──大陸歴一〇〇〇年。

大規模な収穫祭が行われた頃、帝国はオルシェ公ラインハルトを使者とし王国に遣わせ、王国の第二王子ヴァレリアンを皇女クローディアの夫君にしたいとの縁談を持ちかけた。

無論王国はこれを承諾した。
経済力、軍事力、全てにおいて優れ、今や大陸一の国であるアウストリア帝国と縁を結ぶのはメリットしかないからである。


それからひと月後、帝国の首都シヴァリースの中心に聳え立つアウストリア皇城の大聖堂にて結婚式が行われた。

参加者は両国の皇族、及び王族、国家に仕える最上位の政務官と軍務官、貴族の当主であった。

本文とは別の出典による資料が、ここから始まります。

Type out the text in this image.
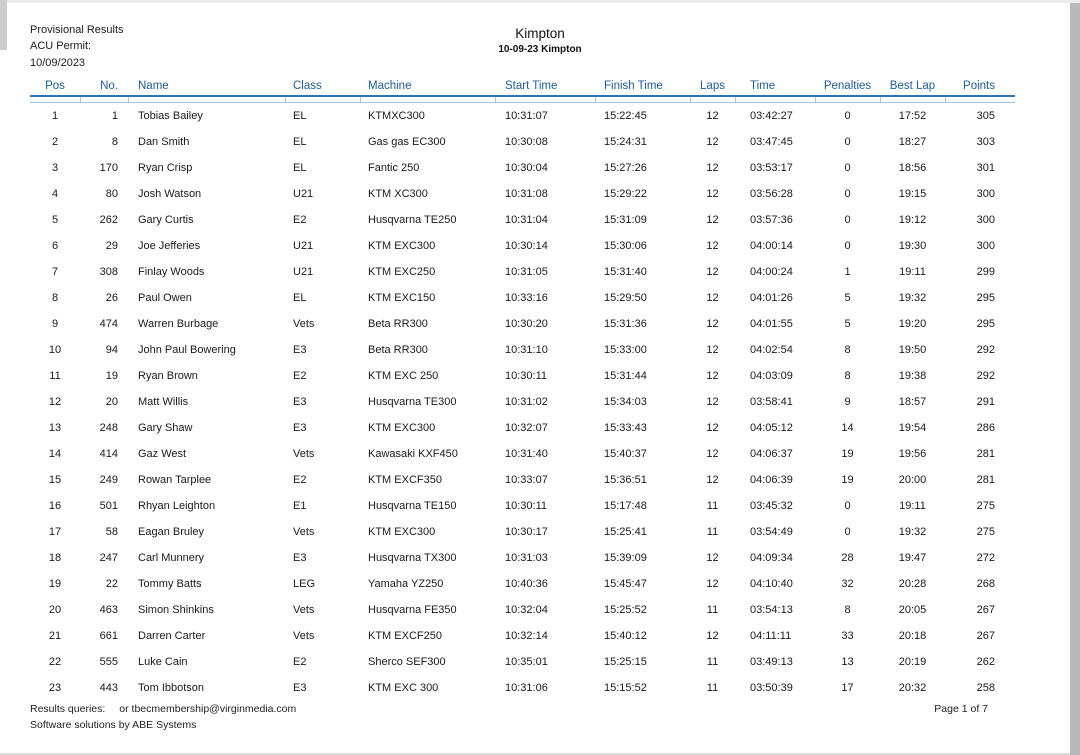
Provisional Results
ACU Permit:
10/09/2023
Kimpton
10-09-23 Kimpton
Pos	No.	Name	Class	Machine	Start Time	Finish Time	Laps	Time	Penalties	Best Lap	Points

1	1	Tobias Bailey	EL	KTMXC300	10:31:07	15:22:45	12	03:42:27	0	17:52	305
2	8	Dan Smith	EL	Gas gas EC300	10:30:08	15:24:31	12	03:47:45	0	18:27	303
3	170	Ryan Crisp	EL	Fantic 250	10:30:04	15:27:26	12	03:53:17	0	18:56	301
4	80	Josh Watson	U21	KTM XC300	10:31:08	15:29:22	12	03:56:28	0	19:15	300
5	262	Gary Curtis	E2	Husqvarna TE250	10:31:04	15:31:09	12	03:57:36	0	19:12	300
6	29	Joe Jefferies	U21	KTM EXC300	10:30:14	15:30:06	12	04:00:14	0	19:30	300
7	308	Finlay Woods	U21	KTM EXC250	10:31:05	15:31:40	12	04:00:24	1	19:11	299
8	26	Paul Owen	EL	KTM EXC150	10:33:16	15:29:50	12	04:01:26	5	19:32	295
9	474	Warren Burbage	Vets	Beta RR300	10:30:20	15:31:36	12	04:01:55	5	19:20	295
10	94	John Paul Bowering	E3	Beta RR300	10:31:10	15:33:00	12	04:02:54	8	19:50	292
11	19	Ryan Brown	E2	KTM EXC 250	10:30:11	15:31:44	12	04:03:09	8	19:38	292
12	20	Matt Willis	E3	Husqvarna TE300	10:31:02	15:34:03	12	03:58:41	9	18:57	291
13	248	Gary Shaw	E3	KTM EXC300	10:32:07	15:33:43	12	04:05:12	14	19:54	286
14	414	Gaz West	Vets	Kawasaki KXF450	10:31:40	15:40:37	12	04:06:37	19	19:56	281
15	249	Rowan Tarplee	E2	KTM EXCF350	10:33:07	15:36:51	12	04:06:39	19	20:00	281
16	501	Rhyan Leighton	E1	Husqvarna TE150	10:30:11	15:17:48	11	03:45:32	0	19:11	275
17	58	Eagan Bruley	Vets	KTM EXC300	10:30:17	15:25:41	11	03:54:49	0	19:32	275
18	247	Carl Munnery	E3	Husqvarna TX300	10:31:03	15:39:09	12	04:09:34	28	19:47	272
19	22	Tommy Batts	LEG	Yamaha YZ250	10:40:36	15:45:47	12	04:10:40	32	20:28	268
20	463	Simon Shinkins	Vets	Husqvarna FE350	10:32:04	15:25:52	11	03:54:13	8	20:05	267
21	661	Darren Carter	Vets	KTM EXCF250	10:32:14	15:40:12	12	04:11:11	33	20:18	267
22	555	Luke Cain	E2	Sherco SEF300	10:35:01	15:25:15	11	03:49:13	13	20:19	262
23	443	Tom Ibbotson	E3	KTM EXC 300	10:31:06	15:15:52	11	03:50:39	17	20:32	258
Results queries: or tbecmembership@virginmedia.com	Page 1 of 7
Software solutions by ABE Systems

盛大に行われた式にて、人々の目は新郎新婦に釘付けだったという。

絶世の美女と謳われていた深窓の姫君と、日の目を見ることはないと思われていた第二王子の結婚。誰ひとりとして予想できなかったその組み合わせは、大陸中に知れ渡ることとなった。


そんな二人の幸せを、誰もが願う式の最中。会場の片隅で新郎新婦を眺めていた新郎の兄・フェルナンドは、ひとり静かに微笑んでいた。

「──私から逃げられると思うなよ。クローディア」

青色の瞳を三日月のように細めながら、フェルナンドはそう呟いた。それは盛大な拍手に掻き消されたが、胸の内にあった火は勢いを増し、凄まじい炎へと化していくのだった。